I didn’t have any experience with clear mascara, so I thought I’d take a journey and share the results with you.

The Tl;dr is this: they say clear mascara enhances your lashes in a natural-looking way and that it can also be used as brow gel and flyaway tamer. My experience is that it did these things only negligibly. And I wound up feeling that clear mascara is a waste of money.

Before we get into how each individual thing I tried, let me share a pro and con list of clear mascara.

A picture of clear Great Lash from Maybelline
In all its see-through glory.

The Pros of Clear Mascara

Though I found clear mascara to be a bit of a flop, there were a few pros:

  • Clear mascara does have volumizing properties. Your lashes and brows will look slightly thicker.
  • Clear mascara is wet looking. Think of how people’s lashes look right after getting out of the pool. They’re slightly darker and easier to see. That’s because the shine of wetness reflects light and highlights the lashes.

The Cons of Clear Mascara

Sometimes there really are cons to clear mascara, like the ingredient denatured alcohol. But for the most part, my gripe is that clear mascara is simply a nothingburger. Here are a few reasons why:

  • The effect it has on your eyelashes/brows vs no product at all isn’t very different.
  • The hold it has on hairs is weak. Using clear mascara as a holding substance when there are so many great brow gels, not to mention the option of soap brows (or hairspray for flyaways), that could do the job…well, there’s just no reason to settle.
  • It makes your lashes stick together, giving them the opposite of definition.
  • Many drugstore formulas contain denatured alcohol. This harsh, drying ingredient is a no-no for skin and hair. If you really are set on finding a clear mascara, try Essence’s Lash and Brow Gel Mascara or The Body Shop’s Brow and Lash Gel—they lack this ingredient.

How My Experience Went

I tried Maybelline’s Great Lash in clear on my eyelashes, eyebrows, and flyaways. Let’s discuss the eyelashes and brows first.

Eyelashes and Brows

a picture of my eyes and brows, one side with clear mascara, the other with nothing
There’s clear mascara on the left eye and brow and no product on the right side.

As you can see, the wetness made the lashes look darker and made some of my bottom lashes look longer.
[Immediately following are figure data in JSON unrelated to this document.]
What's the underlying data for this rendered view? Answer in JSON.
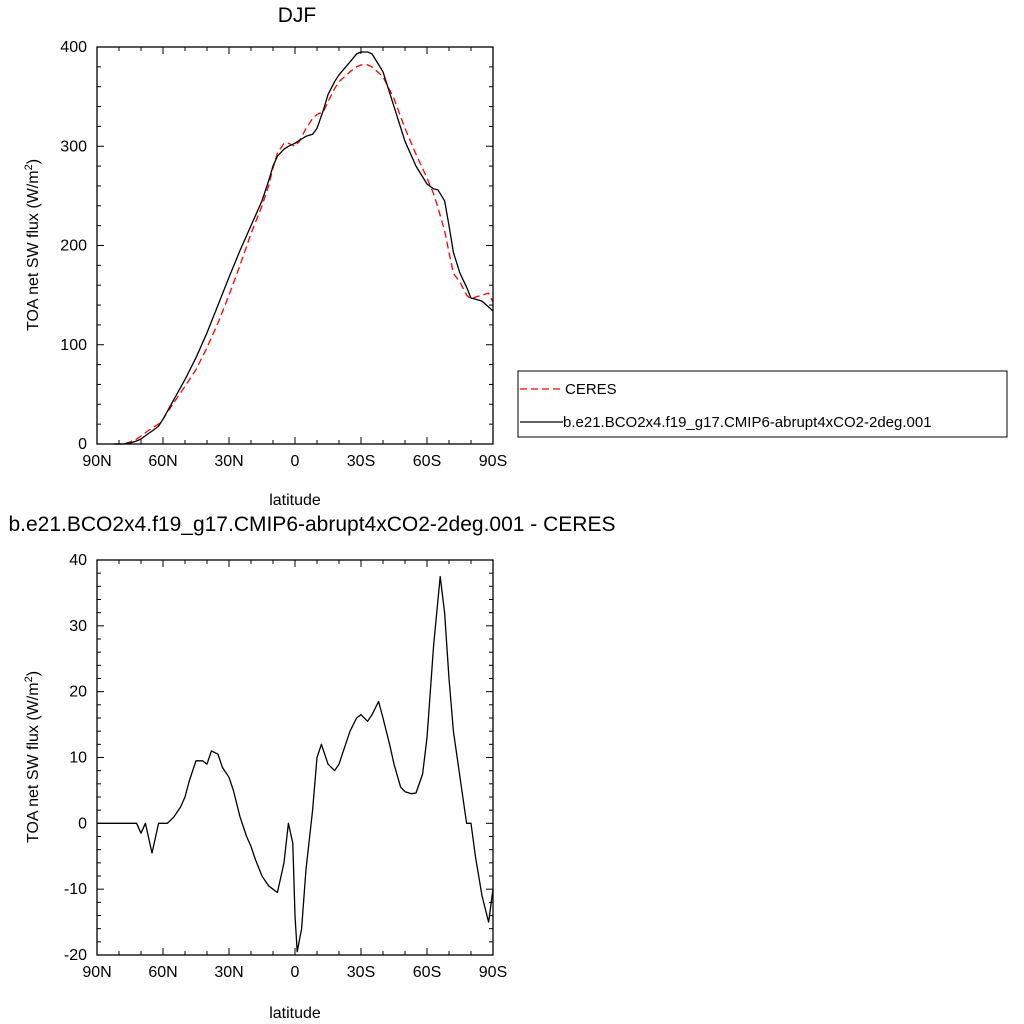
{
  "chart_data": [
    {
      "type": "line",
      "title": "DJF",
      "xlabel": "latitude",
      "ylabel": "TOA net SW flux (W/m",
      "ylabel_sup": "2",
      "ylabel_end": ")",
      "xlim": [
        90,
        -90
      ],
      "ylim": [
        0,
        400
      ],
      "x_ticks": [
        90,
        60,
        30,
        0,
        -30,
        -60,
        -90
      ],
      "x_tick_labels": [
        "90N",
        "60N",
        "30N",
        "0",
        "30S",
        "60S",
        "90S"
      ],
      "y_ticks": [
        0,
        100,
        200,
        300,
        400
      ],
      "y_tick_labels": [
        "0",
        "100",
        "200",
        "300",
        "400"
      ],
      "grid": false,
      "legend_position": "right",
      "series": [
        {
          "name": "CERES",
          "color": "#ff0000",
          "style": "dashed",
          "x": [
            82,
            78,
            75,
            72,
            70,
            67,
            65,
            62,
            60,
            55,
            50,
            45,
            40,
            35,
            30,
            25,
            20,
            15,
            12,
            10,
            8,
            5,
            3,
            0,
            -2,
            -5,
            -8,
            -10,
            -13,
            -15,
            -18,
            -20,
            -25,
            -28,
            -30,
            -33,
            -35,
            -40,
            -45,
            -50,
            -55,
            -60,
            -63,
            -65,
            -68,
            -70,
            -72,
            -75,
            -78,
            -80,
            -82,
            -85,
            -88,
            -90
          ],
          "y": [
            0,
            0,
            2,
            5,
            8,
            13,
            16,
            20,
            25,
            42,
            58,
            75,
            97,
            122,
            150,
            180,
            212,
            240,
            260,
            278,
            293,
            303,
            303,
            300,
            305,
            318,
            328,
            332,
            335,
            345,
            358,
            365,
            375,
            380,
            382,
            382,
            380,
            370,
            348,
            318,
            292,
            268,
            252,
            238,
            215,
            193,
            172,
            163,
            150,
            146,
            148,
            150,
            152,
            143
          ]
        },
        {
          "name": "b.e21.BCO2x4.f19_g17.CMIP6-abrupt4xCO2-2deg.001",
          "color": "#000000",
          "style": "solid",
          "x": [
            82,
            78,
            75,
            72,
            70,
            67,
            65,
            62,
            60,
            55,
            50,
            45,
            40,
            35,
            30,
            25,
            20,
            15,
            12,
            10,
            8,
            5,
            3,
            0,
            -2,
            -5,
            -8,
            -10,
            -13,
            -15,
            -18,
            -20,
            -25,
            -28,
            -30,
            -33,
            -35,
            -40,
            -45,
            -50,
            -55,
            -60,
            -63,
            -65,
            -68,
            -70,
            -72,
            -75,
            -78,
            -80,
            -82,
            -85,
            -88,
            -90
          ],
          "y": [
            0,
            0,
            1,
            3,
            5,
            10,
            13,
            18,
            25,
            45,
            65,
            87,
            112,
            140,
            168,
            195,
            220,
            245,
            265,
            280,
            290,
            297,
            300,
            303,
            306,
            310,
            312,
            318,
            337,
            352,
            365,
            372,
            385,
            393,
            395,
            395,
            393,
            375,
            340,
            305,
            280,
            262,
            257,
            256,
            245,
            220,
            193,
            172,
            158,
            147,
            146,
            144,
            138,
            134
          ]
        }
      ]
    },
    {
      "type": "line",
      "title": "b.e21.BCO2x4.f19_g17.CMIP6-abrupt4xCO2-2deg.001 - CERES",
      "xlabel": "latitude",
      "ylabel": "TOA net SW flux (W/m",
      "ylabel_sup": "2",
      "ylabel_end": ")",
      "xlim": [
        90,
        -90
      ],
      "ylim": [
        -20,
        40
      ],
      "x_ticks": [
        90,
        60,
        30,
        0,
        -30,
        -60,
        -90
      ],
      "x_tick_labels": [
        "90N",
        "60N",
        "30N",
        "0",
        "30S",
        "60S",
        "90S"
      ],
      "y_ticks": [
        -20,
        -10,
        0,
        10,
        20,
        30,
        40
      ],
      "y_tick_labels": [
        "-20",
        "-10",
        "0",
        "10",
        "20",
        "30",
        "40"
      ],
      "grid": false,
      "series": [
        {
          "color": "#000000",
          "style": "solid",
          "x": [
            90,
            85,
            80,
            75,
            72,
            70,
            68,
            65,
            62,
            60,
            58,
            55,
            52,
            50,
            48,
            45,
            42,
            40,
            38,
            35,
            33,
            30,
            28,
            25,
            22,
            20,
            18,
            15,
            12,
            10,
            8,
            5,
            3,
            1,
            0,
            -1,
            -3,
            -5,
            -8,
            -10,
            -12,
            -15,
            -18,
            -20,
            -22,
            -25,
            -28,
            -30,
            -33,
            -35,
            -38,
            -40,
            -43,
            -45,
            -48,
            -50,
            -53,
            -55,
            -58,
            -60,
            -63,
            -66,
            -68,
            -70,
            -72,
            -75,
            -78,
            -80,
            -82,
            -85,
            -88,
            -90
          ],
          "y": [
            0,
            0,
            0,
            0,
            0,
            -1.5,
            0,
            -4.5,
            0,
            0,
            0,
            1,
            2.5,
            4,
            6.5,
            9.5,
            9.5,
            9,
            11,
            10.5,
            8.5,
            7,
            5,
            1,
            -2,
            -3.5,
            -5.5,
            -8,
            -9.5,
            -10,
            -10.5,
            -6,
            0,
            -3,
            -14,
            -19.5,
            -16,
            -7,
            2,
            10,
            12,
            9,
            8,
            9,
            11,
            14,
            16,
            16.5,
            15.5,
            16.5,
            18.5,
            16,
            12,
            9,
            5.5,
            4.8,
            4.5,
            4.6,
            7.5,
            13,
            27,
            37.5,
            32,
            22,
            14,
            7,
            0,
            0,
            -5,
            -11,
            -15,
            -10
          ]
        }
      ]
    }
  ]
}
But what we gain there, we lose in definition. Frankly, I like the fluffy look of my natural lashes better than the sticky look of the clear mascara side.

As for brows, I did notice the clear mascara side looking slightly darker and fuller, but I don’t know that the difference is marked enough to buy an $8 tube of transparent goo that didn’t prove to have a lot of hold.


Clear mascara worked for my flyaways…for awhile. It was a little wet and gel-like at first, and you can’t really control the amount of product you put in, which can get kind of gross. But after a few minutes, I couldn’t feel it there anymore. So that’s good.

My gripe here is that it didn’t hold any better than hairspray or hair gel applied with a toothbrush. In fact, after a half hour in the blustery, hurricane-season outdoors in the Florida Keys, I found the flyaways flying right back away.

If you already have hairspray laying around, why spend money on this tube and gloopy brush that’s not even designed for such a thing when you could have something so superior in hold?

Clear Mascara Was a Disappointment for Me

So, what does clear mascara do? Not a heck of a lot.

Maybe you’ll find that clear mascara works for you. It didn’t for me, though. Give me my pigmented mascaras and my soap for brows. I’m not interested in results that just make me think “meh” when there are so many perfectly natural-looking mascaras out there, like Lancôme’s Définicils , IT Cosmetic’s Tightline, and CoverGirl’s Clump Crusher. One coat of these, and your lashes look defined and dark but not like you’re wearing mascara. And for brows and flyaways, there are products with better hold out there.